24. May 2024

Building follow-the-money skills and networks to target environmental crime syndicates

The illegal wildlife trade is operating at an industrial scale. It has a direct impact on the accelerating rate of biodiversity loss and deprives local communities of sustainable livelihoods.

A grant from the UK’s IWT Challenge Fund has enabled the Basel Institute’s Green Corruption team to extend its work in a number of countries vulnerable to the illegal wildlife trade. By providing training, mentoring on live cases and fostering communities of practice, we are advancing the use of “follow-the-money” techniques to combat the criminal networks operating in this field.

An underused approach

The follow-the-money approach involves scrutinising transactions to extract evidence about crimes and criminal networks. It is widely recognised for its value in investigating and prosecuting profit-driven crime as well as confiscating the proceeds and instrumentalities of crime. However it is still underused, particularly in relation to environmental crime.
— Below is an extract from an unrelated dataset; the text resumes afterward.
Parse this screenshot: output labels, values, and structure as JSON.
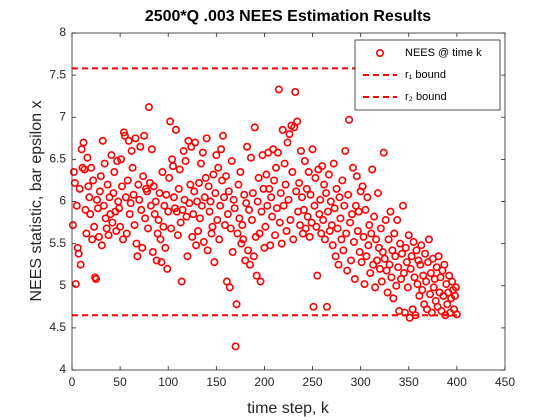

Like other transnational crime networks, environmental crime syndicates exploit legal, transport and financial systems to facilitate crimes and evade detection, moving money and goods in complex networks around the world. But the use of these systems is also the criminals’ Achilles heel – the size and sophistication of their networks create a significant footprint and enable investigators with the right skills to trace their financial flows. 

Our programme aims to capitalise on this opportunity by strengthening capacity in follow-the money-techniques, encouraging cross-border collaboration and providing opportunities for peer learning.

Training investigators to trace funds

Building capacity for these techniques in the environmental field is the foundation of this initiative. This is achieved through a combination of intensive training in financial investigations and asset recovery, and in-person mentoring by locally based advisors. This face-to-face, tailored support can help officers to translate new knowledge into practice, especially when resources are limited.

We now have local teams working with government agencies in countries directly impacted by the illegal trade in wildlife and related environmental crimes:

  • In Madagascar, where several species of fauna and flora are under extreme threat from the illegal wildlife trade and illegal logging. The seizure of tens of thousands of radiated tortoises from traffickers in 2018 is just one example of the massive and organised scale of these operations.
  • In Peru and Bolivia, where the jaguar population is classified on the International Union for Conservation of Nature Red List as “near threatened” partly as a result of the illegal trade in this coveted species.
  • In Uganda, which is a transit hub for wildlife products, including ivory and pangolin scales, and a centre of complex financial flows in Africa and beyond.
  • And in Indonesia, where illegal, unreported and unregulated fishing threatens marine ecosystems and affects livelihoods.

Strengthening the network

A second pillar of the IWT Challenge Fund project is to create a community of experts and advisors on follow-the-money approaches in the environmental sphere. Through virtual roundtables with other IWT Challenge Fund grantees and civil society organisations from around the world, we are collectively working to increase the use of financial investigations and asset recovery in the fight against illegal wildlife trade.

As well as the benefits of peer learning and support, building this community will help to generate “surge” capacity to investigate and take down major environmental crime syndicates.

Knowledge sharing

These efforts align with the establishment of a dedicated Follow-the-Money Working Group in 2022 as part of the Countering Environmental Corruption Practitioners Forum – an initiative of the Basel Institute, WWF, Transparency International and TRAFFIC. Led by our Green Corruption team, the Working Group has already been instrumental in facilitating knowledge exchange through workshops on various follow-the-money topics, including closed case reviews, recent trends and proactive financial analysis.

An additional sub-group made up exclusively of law enforcement professionals allows peer learning among prosecutors and investigators who are receiving mentoring in our priority countries. These meet virtually to share their experiences and challenges.

Increasing risk for criminals, and reach for practitioners

As long as environmental crime remains a high-profit and low-risk activity, we will never succeed in combating it. Nor will we succeed without networks of skilled practitioners that reach as far as those of the crime syndicates.

The twin pillars of this IWT Challenge Fund project – building both technical capacity for financial investigations and a broad follow-the-money practitioner network – are therefore crucial steps in strengthening global efforts to protect our wildlife and biodiversity.